Related: Texas Tries to Punish Abortion with the Death Penalty

Alyssa Milano’s Call for a Sex Strike:

Yes, it means what you’re thinking. Alyssa Milano’s form of protest is an interesting one. Her tweet urges women to stop having sex “until we get bodily autonomy back”. Controversially, the singer and Charmed actress called for women to join her in a sex strike to protest these anti-choice laws.

“We need to understand how dire the situation is across the country. It’s reminding people that we have control over our own bodies and how we use them,” –  Alyssa Milano.

Abstinence as Protest?

Is giving up sexy-time really the way to go here? Can mass abstinence change laws and influence policies? Historically, withholding sex has been used as a protest method before, Milano notes. It dates back to Iroquois women in the 1600s as a way to end warfare. There was also a sex strike organized by Liberian women in 2003.

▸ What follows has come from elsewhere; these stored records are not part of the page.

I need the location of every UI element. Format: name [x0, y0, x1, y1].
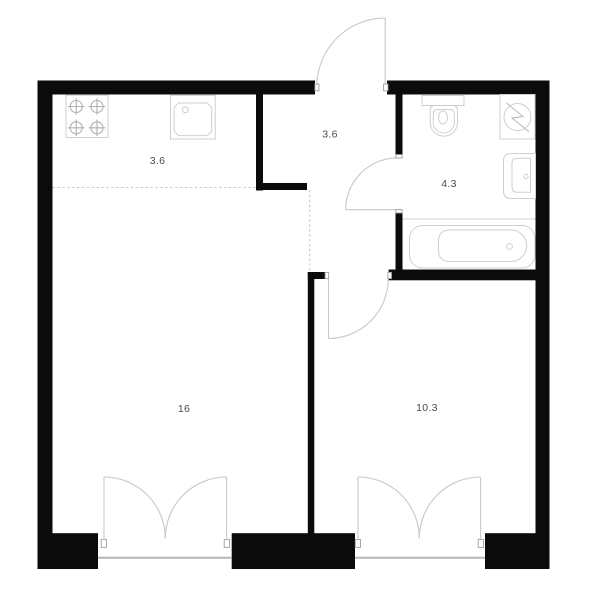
- svg-text:3.6: 3.6: [150, 155, 166, 167]
- svg-text:3.6: 3.6: [322, 129, 338, 141]
- svg-text:16: 16: [178, 403, 190, 415]
- svg-text:10.3: 10.3: [416, 402, 438, 414]
- svg-text:4.3: 4.3: [441, 178, 457, 190]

There was some backlash to the sex strike call. The Guardian reports that there was criticism to the idea that women only have sex as a favour to men, and not for their own pleasure. It’s important not to frame sex in a way that disempowers women. Sex is for us to enjoy, on our own terms. Would a sex strike go against sex positivity?

Milano seems unbothered by the criticism, saying her tweet “is getting people to talk about the war on women”. While she hasn’t put a time-frame on the sex strike for herself or other women, she argues it gets the conversation going.